Quicksand started as a weekend project to automate meme coin scanning and ended up becoming one of our most complex deployments. Here's the full story.
Why meme coins
They move fast, they're pattern-driven, and the data is public. For a trading bot project, that's a good sandbox. We weren't trying to get rich — we were trying to build something that could respond to signals faster than a human, log what it did, and be explainable enough to improve over time.
Picking Freqtrade
We evaluated three frameworks. Freqtrade won because it had a backtesting engine built in, a clean strategy API, and active community support. The learning curve is real — the configuration system alone took a few days — but once it clicks, it's the right tool.
The strategy
Our base strategy combines RSI, volume spikes, and social signal proxies. Nothing revolutionary. The insight wasn't the indicators — it was the entry/exit logic and the position sizing. Most retail traders blow up on sizing, not on finding signals.
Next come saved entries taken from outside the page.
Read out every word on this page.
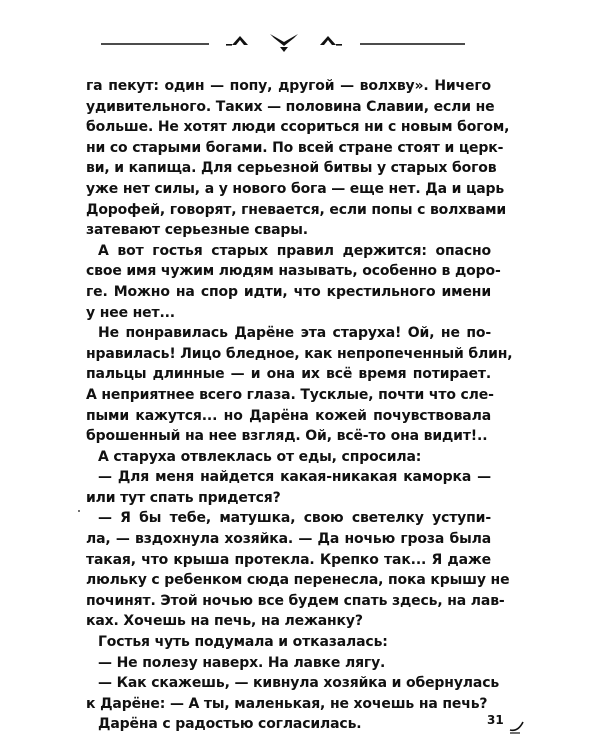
га пекут: один — попу, другой — волхву». Ничего
удивительного. Таких — половина Славии, если не
больше. Не хотят люди ссориться ни с новым богом,
ни со старыми богами. По всей стране стоят и церк-
ви, и капища. Для серьезной битвы у старых богов
уже нет силы, а у нового бога — еще нет. Да и царь
Дорофей, говорят, гневается, если попы с волхвами
затевают серьезные свары.
А вот гостья старых правил держится: опасно
свое имя чужим людям называть, особенно в доро-
ге. Можно на спор идти, что крестильного имени
у нее нет...
Не понравилась Дарёне эта старуха! Ой, не по-
нравилась! Лицо бледное, как непропеченный блин,
пальцы длинные — и она их всё время потирает.
А неприятнее всего глаза. Тусклые, почти что сле-
пыми кажутся... но Дарёна кожей почувствовала
брошенный на нее взгляд. Ой, всё-то она видит!..
А старуха отвлеклась от еды, спросила:
— Для меня найдется какая-никакая каморка —
или тут спать придется?
— Я бы тебе, матушка, свою светелку уступи-
ла, — вздохнула хозяйка. — Да ночью гроза была
такая, что крыша протекла. Крепко так... Я даже
люльку с ребенком сюда перенесла, пока крышу не
починят. Этой ночью все будем спать здесь, на лав-
ках. Хочешь на печь, на лежанку?
Гостья чуть подумала и отказалась:
— Не полезу наверх. На лавке лягу.
— Как скажешь, — кивнула хозяйка и обернулась
к Дарёне: — А ты, маленькая, не хочешь на печь?
Дарёна с радостью согласилась.	31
We paper traded for three weeks before touching real funds. The paper trading results were not what we expected. Our win rate was fine. Our losses were too large. We tightened stop losses, reran, better.
Deploying on Railway
Railway is our default host for Python services. Freqtrade Docker image, environment variables for API keys, and a persistent volume for the SQLite database. The whole deployment was maybe two hours once the strategy was stable.
The catch: Railway's free tier sleeps containers. For a trading bot that needs to react in seconds, that's fatal. We're on the paid tier.
What we'd do differently
- 1.Start with backtesting before writing a single line of live strategy code
- 2.Build the logging first — you need a paper trail to improve
- 3.Don't tune on the same data you tested on
The bot is live, in paper trading mode, at 1/60th real capital. We'll write a follow-up when we go live.